Bize mahsus etten mamul gıdalar da vardır. Bunun başında pastırma gelir. Pastırma, bir nevi güneşte veya iste kurutulup çemene bulanmış ettir. Oğuzlar, sefere çıkarken, yolda gıdasız kalmamak için yanlarına tuzlanmış et alır; bunu dağarcık içinde ve açıkta atın eğeri altına koyardı. Haftalar süren seferlerde bu etler basıla basıla “bastırma” hâline dönüşür; sürücü bundan bir parça kesip ekmekle beraber yerdi. Selçuklular Anadolu’ya, Osmanlılar Rumeli’ye götürdü. Kayseri’ninki meşhurdur. Evde de yapılır. Sığırın yağsız sırt eti, parçalanıp tuzlandıktan sonra tahta üzerinde dövülmekte; sonra bastırılıp üzerine çemen tohumu, kırmızı biber ve tuz karışımından meydana gelen bulamaca yatırılmaktadır. Kibar sofralarda da rağbet gören, hazmı kolay, enerjisi bol bir gıdadır. Türküde, “Haniya da benim elli dirhem pastırmam?” diye feryad edilir.
Pastırmacı
Kıyılmış manda veya sığır etinin baharat ve kuyruk yağıyla yoğrularak, kurutulmuş hayvan bağırsağına konulması ile sucuk elde edilir. Evde yapılır. Bir nevi kuru sosis denebilir. Bilhassa kahvaltılık ve alaminüt yemek olarak tercih edilir. Karakteristik tadını veren kimyondur.
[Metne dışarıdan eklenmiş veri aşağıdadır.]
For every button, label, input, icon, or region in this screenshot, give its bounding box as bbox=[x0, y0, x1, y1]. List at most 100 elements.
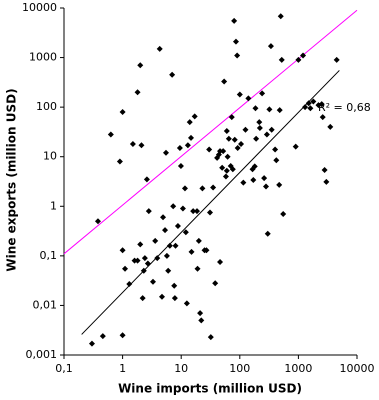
x-axis-title: Wine imports (million USD) bbox=[118, 382, 302, 396]
point bbox=[193, 208, 200, 215]
point bbox=[263, 131, 270, 138]
point bbox=[139, 295, 146, 302]
point bbox=[179, 205, 186, 212]
point bbox=[223, 167, 230, 174]
point bbox=[152, 237, 159, 244]
y-tick-label: 1 bbox=[50, 199, 57, 212]
point bbox=[234, 52, 241, 59]
point bbox=[307, 105, 314, 112]
point bbox=[188, 134, 195, 141]
x-tick-label: 10 bbox=[174, 362, 188, 375]
point bbox=[183, 300, 190, 307]
point bbox=[141, 255, 148, 262]
point bbox=[292, 143, 299, 150]
point bbox=[263, 183, 270, 190]
point bbox=[231, 136, 238, 143]
point bbox=[188, 248, 195, 255]
point bbox=[273, 157, 280, 164]
point bbox=[134, 89, 141, 96]
point bbox=[236, 91, 243, 98]
point bbox=[266, 106, 273, 113]
point bbox=[171, 282, 178, 289]
point bbox=[231, 17, 238, 24]
trend-line bbox=[81, 70, 340, 335]
point bbox=[277, 13, 284, 20]
point bbox=[160, 214, 167, 221]
point bbox=[134, 257, 141, 264]
point bbox=[280, 210, 287, 217]
point bbox=[119, 332, 126, 339]
y-axis-title: Wine exports (million USD) bbox=[5, 88, 19, 271]
point bbox=[184, 142, 191, 149]
point bbox=[162, 149, 169, 156]
point bbox=[240, 179, 247, 186]
y-tick-label: 10 bbox=[43, 150, 57, 163]
point bbox=[177, 162, 184, 169]
point bbox=[305, 100, 312, 107]
y-tick-label: 10000 bbox=[22, 1, 57, 14]
point bbox=[252, 105, 259, 112]
point bbox=[319, 114, 326, 121]
point bbox=[156, 45, 163, 52]
point bbox=[302, 104, 309, 111]
point bbox=[264, 230, 271, 237]
point bbox=[172, 242, 179, 249]
point bbox=[228, 114, 235, 121]
point bbox=[199, 185, 206, 192]
point bbox=[242, 126, 249, 133]
point bbox=[181, 185, 188, 192]
point bbox=[276, 107, 283, 114]
y-tick-label: 0,001 bbox=[26, 348, 58, 361]
point bbox=[170, 203, 177, 210]
point bbox=[245, 95, 252, 102]
x-tick-label: 10000 bbox=[340, 362, 375, 375]
point bbox=[163, 252, 170, 259]
point bbox=[256, 119, 263, 126]
point bbox=[194, 265, 201, 272]
point bbox=[295, 56, 302, 63]
point bbox=[267, 43, 274, 50]
trend-line bbox=[63, 9, 358, 255]
point bbox=[143, 176, 150, 183]
point bbox=[232, 38, 239, 45]
point bbox=[219, 164, 226, 171]
point bbox=[207, 334, 214, 341]
point bbox=[126, 281, 133, 288]
point bbox=[221, 78, 228, 85]
point bbox=[323, 178, 330, 185]
point bbox=[251, 163, 258, 170]
point bbox=[99, 333, 106, 340]
point bbox=[137, 62, 144, 69]
point bbox=[119, 247, 126, 254]
x-tick-label: 0,1 bbox=[55, 362, 73, 375]
point bbox=[250, 176, 257, 183]
point bbox=[119, 108, 126, 115]
point bbox=[238, 141, 245, 148]
point bbox=[88, 340, 95, 347]
point bbox=[195, 237, 202, 244]
point bbox=[198, 317, 205, 324]
point bbox=[212, 280, 219, 287]
point bbox=[191, 113, 198, 120]
point bbox=[94, 218, 101, 225]
point bbox=[300, 52, 307, 59]
y-tick-label: 1000 bbox=[29, 51, 57, 64]
point bbox=[129, 141, 136, 148]
point bbox=[138, 142, 145, 149]
point bbox=[186, 119, 193, 126]
point bbox=[206, 209, 213, 216]
point bbox=[107, 131, 114, 138]
point bbox=[171, 295, 178, 302]
point bbox=[116, 158, 123, 165]
y-tick-label: 0,1 bbox=[40, 249, 58, 262]
point bbox=[154, 255, 161, 262]
point bbox=[253, 135, 260, 142]
point bbox=[229, 166, 236, 173]
point bbox=[223, 128, 230, 135]
y-tick-label: 100 bbox=[36, 100, 57, 113]
point bbox=[169, 71, 176, 78]
point bbox=[268, 126, 275, 133]
point bbox=[318, 101, 325, 108]
point bbox=[261, 175, 268, 182]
Kıyılmış etin bulgur ve baharatla yoğrulmak suretiyle piştiği çiğ köfte de Güney vilâyetlerine has orijinal bir yiyecektir. Odun bulamadığı için ateş yakamayan bir kadıncağızın veya bütün odunların İbrahim aleyhisselâmı yakmak üzere toplandığı Urfa’da halkın çaresizlikten bulduğu söylenir. Çiğ köfte sevgisini terennüm eden hususi türküler vardır: “Çiğ köfte de ne acı, Ayran bunun ilacı, Çok yoğur hanım bacı, İlle canım çiğ köfte”. Yalancı dolma gibi, şimdi çiğ köftenin de yalancısı var.
Herîse veya üç aşağı beş yukarı benzeri keşkek, dövülmüş kuzu eti ve yarma ile yapılır. Zahmetli, bir o kadar da lezzetlidir. Arap, Kürd ve Türkler arasında yaygındır. Düğünlerde ve bayramlarda yapılıp ikram edilir. Bir düğünde keşkek bitmiş, damada kalmamış. Zavallı damat kızmış, “Keşkeği kim yediyse, gerdeğe de o girsin!” demiş. Şimdilerde tavuk etiyle yapılıyor ama eski lezzeti yok.